Closed Set in Metric Space is G-Delta
Theorem
Let $\struct {X, d}$ be a metric space, and let $F \subset X$ be a closed set.
Then $F$ is a $G_\delta$ set of X.
Proof
Let $n \in \N$.
Let $\ds F_{\frac 1 n} = \bigcup \limits_{x \mathop \in F} \map B {x, \dfrac 1 n}$, where $\map B {x, \dfrac 1 n}$ is the open ball around $x$ with radius $\dfrac 1 n$.
$F_{\frac 1 n}$ is an open set by definition of open ball.
Also, $F_{\frac 1 n}$ contains $F$ as it is the union of open balls around every element of $F$.

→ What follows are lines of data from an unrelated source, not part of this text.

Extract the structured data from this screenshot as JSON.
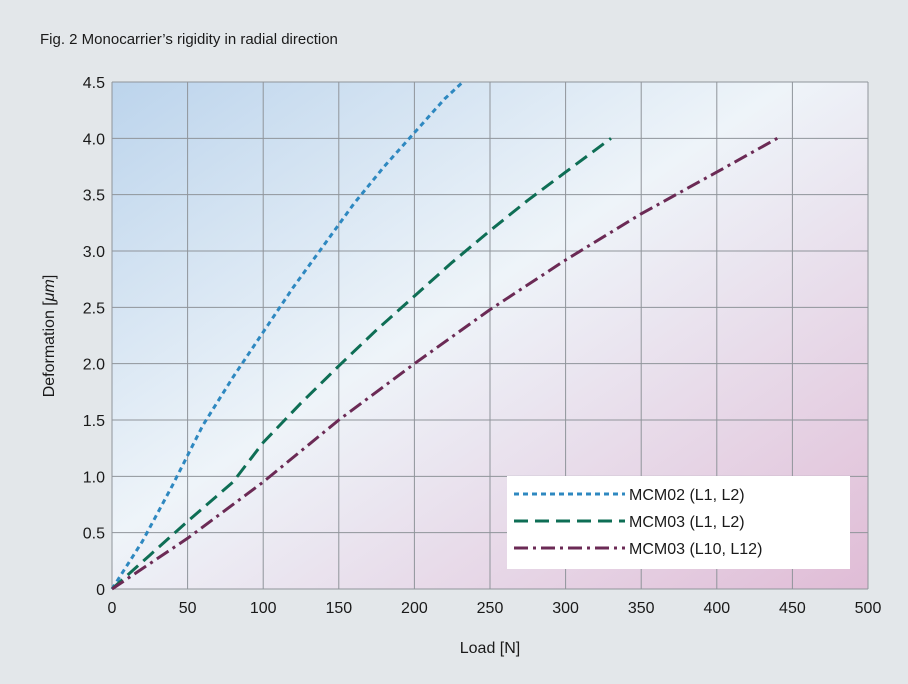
{
  "figure_title": "Fig. 2  Monocarrier’s rigidity in radial direction",
  "chart_data": {
    "type": "line",
    "xlabel": "Load [N]",
    "ylabel_prefix": "Deformation [",
    "ylabel_unit": "μm",
    "ylabel_suffix": "]",
    "xlim": [
      0,
      500
    ],
    "ylim": [
      0,
      4.5
    ],
    "x_ticks": [
      "0",
      "50",
      "100",
      "150",
      "200",
      "250",
      "300",
      "350",
      "400",
      "450",
      "500"
    ],
    "y_ticks": [
      "0",
      "0.5",
      "1.0",
      "1.5",
      "2.0",
      "2.5",
      "3.0",
      "3.5",
      "4.0",
      "4.5"
    ],
    "x_tick_values": [
      0,
      50,
      100,
      150,
      200,
      250,
      300,
      350,
      400,
      450,
      500
    ],
    "y_tick_values": [
      0,
      0.5,
      1.0,
      1.5,
      2.0,
      2.5,
      3.0,
      3.5,
      4.0,
      4.5
    ],
    "grid": true,
    "legend_position": "bottom-right",
    "series": [
      {
        "name": "MCM02 (L1, L2)",
        "color": "#2e88c0",
        "dash": "short-dash",
        "x": [
          0,
          20,
          40,
          60,
          80,
          100,
          120,
          140,
          160,
          180,
          200,
          220,
          232
        ],
        "y": [
          0,
          0.42,
          0.92,
          1.45,
          1.88,
          2.28,
          2.68,
          3.05,
          3.42,
          3.75,
          4.05,
          4.35,
          4.5
        ]
      },
      {
        "name": "MCM03 (L1, L2)",
        "color": "#0e6e55",
        "dash": "long-dash",
        "x": [
          0,
          25,
          50,
          80,
          100,
          125,
          150,
          175,
          200,
          225,
          250,
          275,
          300,
          330
        ],
        "y": [
          0,
          0.3,
          0.6,
          0.95,
          1.3,
          1.65,
          1.98,
          2.3,
          2.6,
          2.9,
          3.18,
          3.45,
          3.7,
          4.0
        ]
      },
      {
        "name": "MCM03 (L10, L12)",
        "color": "#6b2a55",
        "dash": "dash-dot",
        "x": [
          0,
          50,
          100,
          150,
          200,
          250,
          300,
          350,
          400,
          440
        ],
        "y": [
          0,
          0.45,
          0.95,
          1.5,
          2.0,
          2.48,
          2.92,
          3.33,
          3.7,
          4.0
        ]
      }
    ]
  }
}
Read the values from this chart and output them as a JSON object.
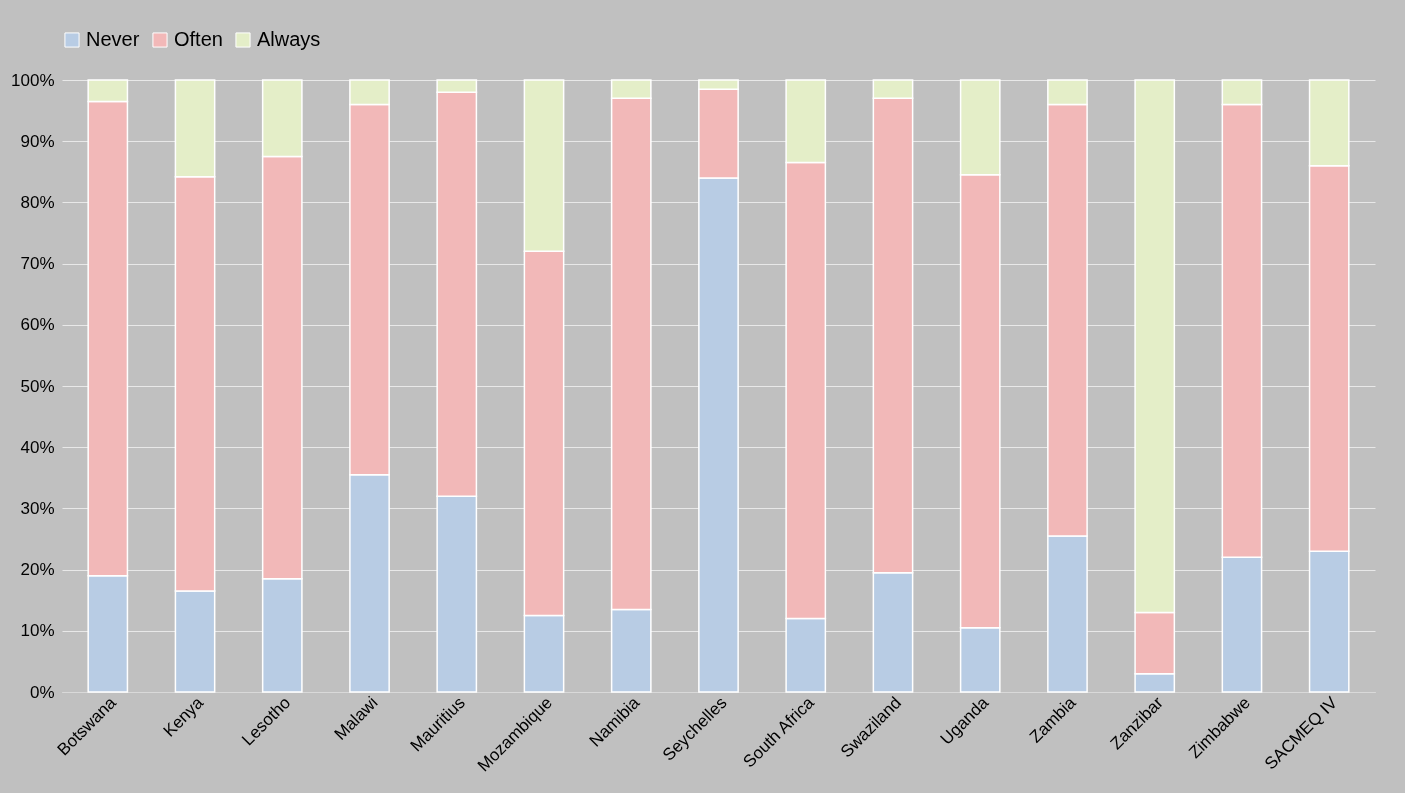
{
  "chart_data": {
    "type": "bar",
    "stacked": true,
    "categories": [
      "Botswana",
      "Kenya",
      "Lesotho",
      "Malawi",
      "Mauritius",
      "Mozambique",
      "Namibia",
      "Seychelles",
      "South Africa",
      "Swaziland",
      "Uganda",
      "Zambia",
      "Zanzibar",
      "Zimbabwe",
      "SACMEQ IV"
    ],
    "series": [
      {
        "name": "Never",
        "color": "#b8cce4",
        "values": [
          19,
          16.5,
          18.5,
          35.5,
          32,
          12.5,
          13.5,
          84,
          12,
          19.5,
          10.5,
          25.5,
          3,
          22,
          23
        ]
      },
      {
        "name": "Often",
        "color": "#f2b8b8",
        "values": [
          77.5,
          67.7,
          69,
          60.5,
          66,
          59.5,
          83.5,
          14.5,
          74.5,
          77.5,
          74,
          70.5,
          10,
          74,
          63
        ]
      },
      {
        "name": "Always",
        "color": "#e4eec8",
        "values": [
          3.5,
          15.8,
          12.5,
          4,
          2,
          28,
          3,
          1.5,
          13.5,
          3,
          15.5,
          4,
          87,
          4,
          14
        ]
      }
    ],
    "ylim": [
      0,
      100
    ],
    "yticks": [
      {
        "value": 0,
        "label": "0%"
      },
      {
        "value": 10,
        "label": "10%"
      },
      {
        "value": 20,
        "label": "20%"
      },
      {
        "value": 30,
        "label": "30%"
      },
      {
        "value": 40,
        "label": "40%"
      },
      {
        "value": 50,
        "label": "50%"
      },
      {
        "value": 60,
        "label": "60%"
      },
      {
        "value": 70,
        "label": "70%"
      },
      {
        "value": 80,
        "label": "80%"
      },
      {
        "value": 90,
        "label": "90%"
      },
      {
        "value": 100,
        "label": "100%"
      }
    ],
    "grid": true,
    "legend": "top"
  }
}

$\ds F \subseteq \bigcap \limits_{n \mathop = 1}^{\infty} F_{\frac 1 n}$ because $F \subseteq F_{\frac 1 n}$ for each $n \in \N$.
Note that:
- $\ds \lim_{n \mathop \to \infty} \map B {x, \dfrac 1 n} = \set x$
so the above statement holds even in the limit.
Let $\ds y \in \bigcap \limits_{n \mathop = 1}^\infty F_{\frac 1 n}$.
Let $\epsilon > 0$ be given.
There exists $n \in \N$ such that $\dfrac 1 n < \epsilon$.
As $y \in \bigcap \limits_{n \mathop = 1}^\infty F_{\frac 1 n}$, there exists $x \in F$ such that $y \in \map B {x, \dfrac 1 n}$.
Therefore:
- $\map d {x, y} < \dfrac 1 n < \epsilon$
which shows that $y$ is a Limit Point of $F$.
Since $F$ is closed, then $y \in F$.
Therefore:
- $\ds F \supseteq \bigcap \limits_{n \mathop = 1}^\infty F_{\frac 1 n}$
We conclude that $\ds F = \bigcap \limits_{n \mathop = 1}^\infty F_{\frac 1 n}$, a countable intersection of open sets.
Therefore $F$ is a $G_\delta$ set by definition.
$\blacksquare$